For many viewers, the film may provide new ways to view the Old Testament. Jacobovici's research and subsequent conclusions require a shifting of timelines. He claims the Exodus from Egypt took place 300 years earlier than is widely believed. The event was spurred by a massive volcanic eruption, which in turn produced severe seismic activity that cloaked the landscape in darkness, led to a disruption of the sea that resembled a miraculous parting, and killed first-born males due to their proximity to the ground-level noxious fumes.
That's not all. Jacobovici contends that the much sought after lost Ark of the Covenant resides in the National Archeological Museum in Athens, Greece. He claims that the Children of Israel actually consisted of the ruling Hyksos tribes of the time.

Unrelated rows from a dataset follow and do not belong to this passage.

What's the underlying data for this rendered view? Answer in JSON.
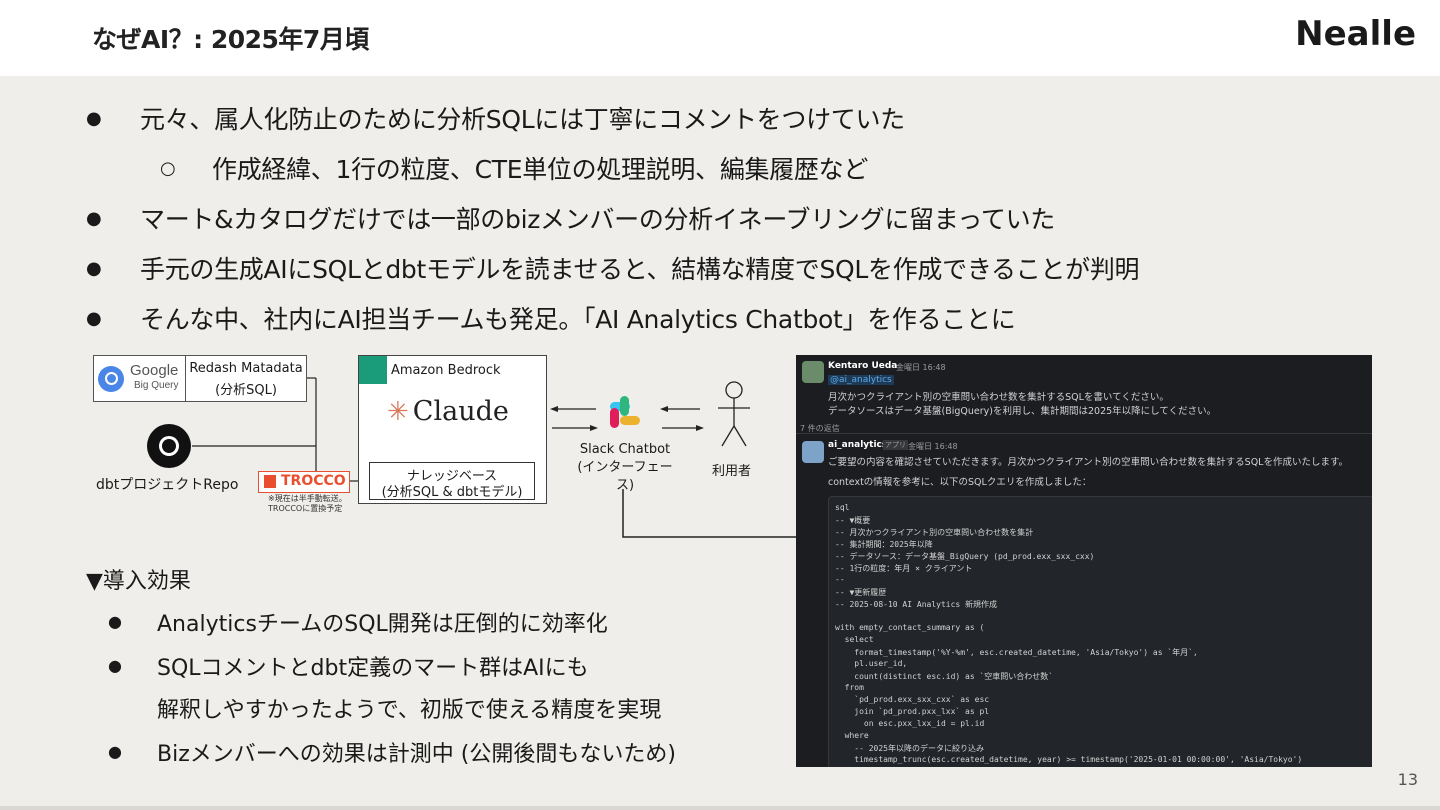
{
  "header": {
    "title": "なぜAI？: 2025年7月頃",
    "logo": "Nealle"
  },
  "bullets": [
    {
      "text": "元々、属人化防止のために分析SQLには丁寧にコメントをつけていた",
      "level": 1
    },
    {
      "text": "作成経緯、1行の粒度、CTE単位の処理説明、編集履歴など",
      "level": 2
    },
    {
      "text": "マート&カタログだけでは一部のbizメンバーの分析イネーブリングに留まっていた",
      "level": 1
    },
    {
      "text": "手元の生成AIにSQLとdbtモデルを読ませると、結構な精度でSQLを作成できることが判明",
      "level": 1
    },
    {
      "text": "そんな中、社内にAI担当チームも発足。「AI Analytics Chatbot」を作ることに",
      "level": 1
    }
  ],
  "bullet_markers": {
    "level1": "●",
    "level2": "○"
  },
  "diagram": {
    "bigquery_label1": "Google",
    "bigquery_label2": "Big Query",
    "redash_line1": "Redash Matadata",
    "redash_line2": "(分析SQL)",
    "dbt_repo": "dbtプロジェクトRepo",
    "trocco": "TROCCO",
    "trocco_note1": "※現在は半手動転送。",
    "trocco_note2": "TROCCOに置換予定",
    "bedrock": "Amazon Bedrock",
    "claude": "Claude",
    "knowledge_line1": "ナレッジベース",
    "knowledge_line2": "(分析SQL & dbtモデル)",
    "slack_line1": "Slack Chatbot",
    "slack_line2": "(インターフェース)",
    "user": "利用者"
  },
  "effects": {
    "title": "▼導入効果",
    "items": [
      {
        "text": "AnalyticsチームのSQL開発は圧倒的に効率化"
      },
      {
        "text": "SQLコメントとdbt定義のマート群はAIにも"
      },
      {
        "text": "解釈しやすかったようで、初版で使える精度を実現",
        "continuation": true
      },
      {
        "text": "Bizメンバーへの効果は計測中 (公開後間もないため)"
      }
    ]
  },
  "slack": {
    "user_name": "Kentaro Ueda",
    "user_time": "金曜日 16:48",
    "mention": "@ai_analytics",
    "user_msg1": "月次かつクライアント別の空車問い合わせ数を集計するSQLを書いてください。",
    "user_msg2": "データソースはデータ基盤(BigQuery)を利用し、集計期間は2025年以降にしてください。",
    "replies": "7 件の返信",
    "bot_name": "ai_analytics",
    "bot_tag": "アプリ",
    "bot_time": "金曜日 16:48",
    "bot_msg1": "ご要望の内容を確認させていただきます。月次かつクライアント別の空車問い合わせ数を集計するSQLを作成いたします。",
    "bot_msg2": "contextの情報を参考に、以下のSQLクエリを作成しました：",
    "code_lines": [
      "sql",
      "-- ▼概要",
      "-- 月次かつクライアント別の空車問い合わせ数を集計",
      "-- 集計期間：2025年以降",
      "-- データソース：データ基盤_BigQuery (pd_prod.exx_sxx_cxx)",
      "-- 1行の粒度：年月 × クライアント",
      "--",
      "-- ▼更新履歴",
      "-- 2025-08-10 AI Analytics 新規作成",
      "",
      "with empty_contact_summary as (",
      "  select",
      "    format_timestamp('%Y-%m', esc.created_datetime, 'Asia/Tokyo') as `年月`,",
      "    pl.user_id,",
      "    count(distinct esc.id) as `空車問い合わせ数`",
      "  from",
      "    `pd_prod.exx_sxx_cxx` as esc",
      "    join `pd_prod.pxx_lxx` as pl",
      "      on esc.pxx_lxx_id = pl.id",
      "  where",
      "    -- 2025年以降のデータに絞り込み",
      "    timestamp_trunc(esc.created_datetime, year) >= timestamp('2025-01-01 00:00:00', 'Asia/Tokyo')"
    ]
  },
  "page_number": "13"
}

The filmmaker calls upon the expertise of various researchers from multiple disciplines. While these experts don't necessarily agree on the same narrative, they often provide a provocative clue that Jacobovici uses to craft his own investigative theory.
Throughout the film, the central question remains whether the stories of the Exodus could be the result of natural occurrences or the work of a divine power.
Produced by Oscar-winning director James Cameron (Titanic), The Exodus Decoded is complimented by sterling production values, including a wealth of visual animations and special effects that bring the most dazzling aspects of biblical lore to life. The film has been criticized by scholars and others who question its theories and the methods of research that were engaged in its making. Nevertheless, for those who have an interest in the veracity of biblical text, the film should provoke much constructive discussion and debate.